Tettelbach agrees that the parasite has been a critical factor. But, he notes, “the parasite was probably here before 2019, which was the first year of the die-off, so we need to ask: Why did it happen in 2019?” 

The researchers’ efforts are now focused on shoring up the surviving scallop population and selectively breeding them. Since scallops only live for two years, Tettelbach and his colleague, Harrison Tobi, an aquaculture specialist at the Cornell Cooperative Extension of Suffolk County, have gone looking for adults that have survived the deadly trifecta: the parasite, the heatwaves and the low oxygen levels. They collected those rare two-year-olds during multiple dives in spring last year to use as parent stock for a spawn. Now, those one-year-old scallops that spawned last year are being deployed at sites across the Peconic Bay.

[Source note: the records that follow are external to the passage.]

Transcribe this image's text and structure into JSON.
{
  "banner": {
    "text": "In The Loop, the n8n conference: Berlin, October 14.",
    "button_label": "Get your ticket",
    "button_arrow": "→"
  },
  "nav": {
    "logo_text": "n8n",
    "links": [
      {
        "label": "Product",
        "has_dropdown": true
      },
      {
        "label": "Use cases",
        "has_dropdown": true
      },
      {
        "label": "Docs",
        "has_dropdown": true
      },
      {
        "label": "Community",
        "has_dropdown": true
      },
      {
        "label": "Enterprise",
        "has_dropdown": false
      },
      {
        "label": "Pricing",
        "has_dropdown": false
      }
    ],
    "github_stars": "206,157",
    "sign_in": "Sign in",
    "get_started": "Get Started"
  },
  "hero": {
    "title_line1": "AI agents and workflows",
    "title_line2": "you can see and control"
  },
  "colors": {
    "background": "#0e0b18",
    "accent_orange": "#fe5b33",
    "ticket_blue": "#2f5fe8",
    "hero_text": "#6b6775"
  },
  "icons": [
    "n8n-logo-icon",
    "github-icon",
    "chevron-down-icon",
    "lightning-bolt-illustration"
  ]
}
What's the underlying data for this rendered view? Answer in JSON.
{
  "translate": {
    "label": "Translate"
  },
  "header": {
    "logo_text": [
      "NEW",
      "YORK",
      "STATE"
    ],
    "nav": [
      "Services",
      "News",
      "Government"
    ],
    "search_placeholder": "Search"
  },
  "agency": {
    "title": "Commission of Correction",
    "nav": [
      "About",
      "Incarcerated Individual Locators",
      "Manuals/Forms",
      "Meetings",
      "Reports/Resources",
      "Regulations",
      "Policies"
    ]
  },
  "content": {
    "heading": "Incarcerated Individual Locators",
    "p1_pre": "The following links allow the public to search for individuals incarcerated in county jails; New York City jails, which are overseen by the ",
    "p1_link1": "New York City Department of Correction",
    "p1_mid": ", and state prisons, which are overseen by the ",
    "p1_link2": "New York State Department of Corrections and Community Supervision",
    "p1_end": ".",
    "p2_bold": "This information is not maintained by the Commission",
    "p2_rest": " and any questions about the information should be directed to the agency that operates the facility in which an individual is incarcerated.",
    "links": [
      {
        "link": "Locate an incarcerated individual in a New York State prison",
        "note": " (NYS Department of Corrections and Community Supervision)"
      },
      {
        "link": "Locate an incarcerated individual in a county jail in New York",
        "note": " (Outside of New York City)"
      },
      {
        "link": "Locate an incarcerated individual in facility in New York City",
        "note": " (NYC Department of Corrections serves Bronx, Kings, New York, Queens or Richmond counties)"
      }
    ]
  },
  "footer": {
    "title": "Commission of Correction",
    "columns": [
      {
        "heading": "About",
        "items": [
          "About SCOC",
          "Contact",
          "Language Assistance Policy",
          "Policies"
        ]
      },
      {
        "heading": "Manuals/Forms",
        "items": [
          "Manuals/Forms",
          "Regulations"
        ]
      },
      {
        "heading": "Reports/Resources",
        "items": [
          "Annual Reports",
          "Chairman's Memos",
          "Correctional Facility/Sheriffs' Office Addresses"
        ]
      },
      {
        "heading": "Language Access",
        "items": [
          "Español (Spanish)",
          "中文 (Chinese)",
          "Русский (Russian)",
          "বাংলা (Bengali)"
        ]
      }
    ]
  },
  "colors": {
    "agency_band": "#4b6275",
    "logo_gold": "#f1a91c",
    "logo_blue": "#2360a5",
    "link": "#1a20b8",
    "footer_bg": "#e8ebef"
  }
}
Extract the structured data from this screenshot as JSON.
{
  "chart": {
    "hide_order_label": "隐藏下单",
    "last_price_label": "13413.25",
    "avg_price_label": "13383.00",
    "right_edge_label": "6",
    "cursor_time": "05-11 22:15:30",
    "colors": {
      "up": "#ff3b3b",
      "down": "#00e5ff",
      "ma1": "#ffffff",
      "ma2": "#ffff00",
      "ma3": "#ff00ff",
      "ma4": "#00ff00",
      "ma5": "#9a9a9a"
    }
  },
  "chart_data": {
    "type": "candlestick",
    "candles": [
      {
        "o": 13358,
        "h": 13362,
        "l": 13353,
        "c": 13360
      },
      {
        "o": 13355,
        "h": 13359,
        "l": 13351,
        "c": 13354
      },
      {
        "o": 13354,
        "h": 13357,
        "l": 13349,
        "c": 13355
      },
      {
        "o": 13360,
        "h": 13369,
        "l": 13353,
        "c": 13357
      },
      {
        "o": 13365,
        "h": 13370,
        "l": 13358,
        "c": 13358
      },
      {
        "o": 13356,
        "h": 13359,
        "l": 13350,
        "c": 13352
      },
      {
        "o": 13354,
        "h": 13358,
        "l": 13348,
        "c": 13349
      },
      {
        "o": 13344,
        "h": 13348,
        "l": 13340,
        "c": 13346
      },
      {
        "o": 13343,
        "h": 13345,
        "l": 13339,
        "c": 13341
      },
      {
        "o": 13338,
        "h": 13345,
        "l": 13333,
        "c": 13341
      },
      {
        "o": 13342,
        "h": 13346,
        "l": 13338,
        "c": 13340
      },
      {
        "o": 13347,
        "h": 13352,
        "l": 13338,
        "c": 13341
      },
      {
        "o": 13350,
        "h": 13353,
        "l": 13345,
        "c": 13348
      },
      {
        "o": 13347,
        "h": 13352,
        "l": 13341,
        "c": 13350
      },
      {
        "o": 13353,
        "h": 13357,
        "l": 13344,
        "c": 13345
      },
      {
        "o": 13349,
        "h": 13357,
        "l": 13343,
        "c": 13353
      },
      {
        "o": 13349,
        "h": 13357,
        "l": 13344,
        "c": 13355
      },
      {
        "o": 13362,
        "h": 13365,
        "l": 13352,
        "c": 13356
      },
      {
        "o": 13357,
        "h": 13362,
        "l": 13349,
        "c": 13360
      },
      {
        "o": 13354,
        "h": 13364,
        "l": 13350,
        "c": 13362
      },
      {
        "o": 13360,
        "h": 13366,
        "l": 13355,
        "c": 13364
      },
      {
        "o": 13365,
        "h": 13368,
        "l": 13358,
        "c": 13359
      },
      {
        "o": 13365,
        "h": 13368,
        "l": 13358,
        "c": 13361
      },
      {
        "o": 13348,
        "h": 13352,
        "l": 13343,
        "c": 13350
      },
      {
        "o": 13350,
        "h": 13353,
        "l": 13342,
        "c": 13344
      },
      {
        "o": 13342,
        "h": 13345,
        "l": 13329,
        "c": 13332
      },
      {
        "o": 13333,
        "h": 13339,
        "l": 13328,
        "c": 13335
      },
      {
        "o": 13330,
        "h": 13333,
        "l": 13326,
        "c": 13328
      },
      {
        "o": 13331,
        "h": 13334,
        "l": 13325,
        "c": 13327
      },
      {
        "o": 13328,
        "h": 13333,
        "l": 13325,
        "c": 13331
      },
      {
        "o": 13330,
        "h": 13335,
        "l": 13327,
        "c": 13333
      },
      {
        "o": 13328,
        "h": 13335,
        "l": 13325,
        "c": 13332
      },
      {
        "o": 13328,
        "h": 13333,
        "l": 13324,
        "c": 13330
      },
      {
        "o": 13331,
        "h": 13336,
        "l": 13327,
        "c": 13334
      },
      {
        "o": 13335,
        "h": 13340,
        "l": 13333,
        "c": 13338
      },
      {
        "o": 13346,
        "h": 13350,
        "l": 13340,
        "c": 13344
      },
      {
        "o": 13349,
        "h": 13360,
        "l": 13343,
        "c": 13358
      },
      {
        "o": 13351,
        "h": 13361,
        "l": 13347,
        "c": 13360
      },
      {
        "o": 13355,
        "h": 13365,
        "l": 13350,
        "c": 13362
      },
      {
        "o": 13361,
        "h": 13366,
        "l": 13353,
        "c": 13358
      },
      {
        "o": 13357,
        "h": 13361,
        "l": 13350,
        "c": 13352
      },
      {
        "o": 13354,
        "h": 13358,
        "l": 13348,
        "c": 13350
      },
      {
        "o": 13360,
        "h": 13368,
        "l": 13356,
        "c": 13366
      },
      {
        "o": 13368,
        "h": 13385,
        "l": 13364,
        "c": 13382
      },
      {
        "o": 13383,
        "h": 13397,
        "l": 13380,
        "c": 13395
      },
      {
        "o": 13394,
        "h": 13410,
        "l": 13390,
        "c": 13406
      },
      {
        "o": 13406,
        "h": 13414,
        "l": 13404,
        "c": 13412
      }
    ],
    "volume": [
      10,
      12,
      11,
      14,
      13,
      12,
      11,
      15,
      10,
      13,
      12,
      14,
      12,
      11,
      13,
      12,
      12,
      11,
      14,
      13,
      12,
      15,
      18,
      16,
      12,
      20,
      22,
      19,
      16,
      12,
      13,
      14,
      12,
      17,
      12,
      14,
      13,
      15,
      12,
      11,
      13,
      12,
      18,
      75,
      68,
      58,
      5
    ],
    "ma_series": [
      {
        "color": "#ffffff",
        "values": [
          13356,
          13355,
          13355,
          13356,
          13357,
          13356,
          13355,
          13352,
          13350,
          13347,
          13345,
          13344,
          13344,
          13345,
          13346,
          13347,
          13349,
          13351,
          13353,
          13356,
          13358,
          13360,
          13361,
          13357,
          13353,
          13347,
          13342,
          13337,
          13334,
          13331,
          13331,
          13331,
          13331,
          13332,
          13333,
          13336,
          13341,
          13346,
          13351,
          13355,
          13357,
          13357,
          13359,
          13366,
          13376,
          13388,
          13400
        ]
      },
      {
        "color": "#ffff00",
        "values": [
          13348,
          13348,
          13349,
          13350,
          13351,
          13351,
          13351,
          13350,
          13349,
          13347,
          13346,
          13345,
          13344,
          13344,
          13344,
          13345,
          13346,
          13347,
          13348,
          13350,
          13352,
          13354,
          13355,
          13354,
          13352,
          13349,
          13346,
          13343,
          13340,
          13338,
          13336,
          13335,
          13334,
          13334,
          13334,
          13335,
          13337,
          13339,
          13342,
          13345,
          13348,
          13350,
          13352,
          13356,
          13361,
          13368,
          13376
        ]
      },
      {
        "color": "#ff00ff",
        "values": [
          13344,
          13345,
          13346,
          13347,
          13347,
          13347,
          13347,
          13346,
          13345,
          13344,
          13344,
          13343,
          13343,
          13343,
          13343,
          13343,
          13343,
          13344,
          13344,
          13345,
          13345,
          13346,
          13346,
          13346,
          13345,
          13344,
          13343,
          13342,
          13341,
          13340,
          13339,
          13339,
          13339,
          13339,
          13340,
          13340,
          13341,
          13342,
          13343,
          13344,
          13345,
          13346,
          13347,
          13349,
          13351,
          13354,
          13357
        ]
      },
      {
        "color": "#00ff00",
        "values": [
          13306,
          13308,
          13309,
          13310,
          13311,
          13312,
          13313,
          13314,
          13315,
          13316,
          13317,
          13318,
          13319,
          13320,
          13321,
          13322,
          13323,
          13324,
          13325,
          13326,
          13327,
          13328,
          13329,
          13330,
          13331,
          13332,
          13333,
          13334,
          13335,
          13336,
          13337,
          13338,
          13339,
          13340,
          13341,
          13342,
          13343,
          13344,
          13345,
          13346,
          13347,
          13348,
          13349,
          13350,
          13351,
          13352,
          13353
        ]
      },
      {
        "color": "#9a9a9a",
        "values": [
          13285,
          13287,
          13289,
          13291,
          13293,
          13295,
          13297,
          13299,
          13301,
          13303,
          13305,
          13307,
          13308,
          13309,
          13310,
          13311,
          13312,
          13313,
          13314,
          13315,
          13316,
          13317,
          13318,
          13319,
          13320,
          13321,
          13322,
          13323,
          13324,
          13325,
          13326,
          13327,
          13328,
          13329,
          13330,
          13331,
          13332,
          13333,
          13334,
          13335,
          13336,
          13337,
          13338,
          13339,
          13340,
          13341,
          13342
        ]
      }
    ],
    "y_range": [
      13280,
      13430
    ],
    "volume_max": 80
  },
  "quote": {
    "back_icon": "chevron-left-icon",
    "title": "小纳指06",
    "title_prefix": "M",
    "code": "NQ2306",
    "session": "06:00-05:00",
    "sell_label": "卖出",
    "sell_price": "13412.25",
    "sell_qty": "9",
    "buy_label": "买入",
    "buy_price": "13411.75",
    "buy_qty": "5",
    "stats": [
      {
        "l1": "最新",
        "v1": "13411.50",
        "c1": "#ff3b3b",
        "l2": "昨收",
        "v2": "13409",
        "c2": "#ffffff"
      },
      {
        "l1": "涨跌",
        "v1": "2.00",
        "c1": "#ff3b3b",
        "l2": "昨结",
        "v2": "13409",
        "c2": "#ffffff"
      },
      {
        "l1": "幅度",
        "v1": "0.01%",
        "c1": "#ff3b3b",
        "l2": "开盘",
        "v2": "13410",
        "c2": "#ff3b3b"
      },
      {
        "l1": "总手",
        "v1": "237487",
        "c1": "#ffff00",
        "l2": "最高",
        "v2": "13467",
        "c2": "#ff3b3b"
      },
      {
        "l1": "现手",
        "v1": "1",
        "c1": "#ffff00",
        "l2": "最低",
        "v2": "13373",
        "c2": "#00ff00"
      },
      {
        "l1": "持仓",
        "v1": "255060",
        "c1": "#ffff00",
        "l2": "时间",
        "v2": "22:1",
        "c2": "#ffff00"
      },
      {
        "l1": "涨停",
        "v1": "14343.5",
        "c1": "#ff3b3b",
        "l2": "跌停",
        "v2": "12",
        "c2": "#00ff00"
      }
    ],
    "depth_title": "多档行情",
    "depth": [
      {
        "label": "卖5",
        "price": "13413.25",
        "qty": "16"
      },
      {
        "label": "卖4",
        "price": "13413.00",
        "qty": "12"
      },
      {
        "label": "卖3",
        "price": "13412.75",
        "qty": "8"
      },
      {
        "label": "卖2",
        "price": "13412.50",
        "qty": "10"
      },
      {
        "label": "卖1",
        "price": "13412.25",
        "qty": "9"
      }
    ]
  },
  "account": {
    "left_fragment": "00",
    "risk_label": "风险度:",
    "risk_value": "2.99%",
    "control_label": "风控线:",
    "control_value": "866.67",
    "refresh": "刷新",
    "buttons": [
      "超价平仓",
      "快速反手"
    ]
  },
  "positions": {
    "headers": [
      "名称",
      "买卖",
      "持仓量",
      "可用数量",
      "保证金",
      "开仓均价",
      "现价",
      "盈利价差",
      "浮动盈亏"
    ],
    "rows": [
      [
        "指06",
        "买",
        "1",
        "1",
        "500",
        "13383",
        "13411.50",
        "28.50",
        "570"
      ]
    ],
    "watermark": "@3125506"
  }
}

“We hope they survived because of genetics and not just chance, so that those genetics can be passed down,” Tobi says. 

It’s a strategy that has worked well with the area’s oysters and clams, so there’s good reason to believe it should work with the scallops, Tettlebach says. “But to what degree that might improve population levels and ultimately how many survive to harvest season is unknown at this point,” Tettelbach says. 

Tobi is part of a team monitoring the scallops this summer to see whether any of them exhibit lower parasite levels as well as higher survival rates. Those tenacious scallops will then be used in future spawns so that the population builds resilience. 

Yet another twist is that, according to early findings by Allam’s team, disease levels differ between the two subspecies of Peconic scallops in the northern bay and the southern bay.

In his quest to understand how and why the genetics of Peconic scallops have diverged into two subspecies, Allam’s lab has procured historical samples from the Museum of Natural History and plans to do a genomic analysis on them.

But while uncovering the scallops’ genetics may be their best long-term hope, it may take years to bear fruit. For now, it’s a bleak outlook for Wenczel and his fellow baymen who fear another winter of scant income. 

“Without scallops around here, there’s really nothing going on in the winter,” he says. 

Even so, Wenczel remains hopeful the tides will turn. “They always come back,” he says. “When there were no scallops during the brown tide years, they came back.”

Editor’s note (August 17, 2023): This story has been updated to clarify the timing of spawning efforts.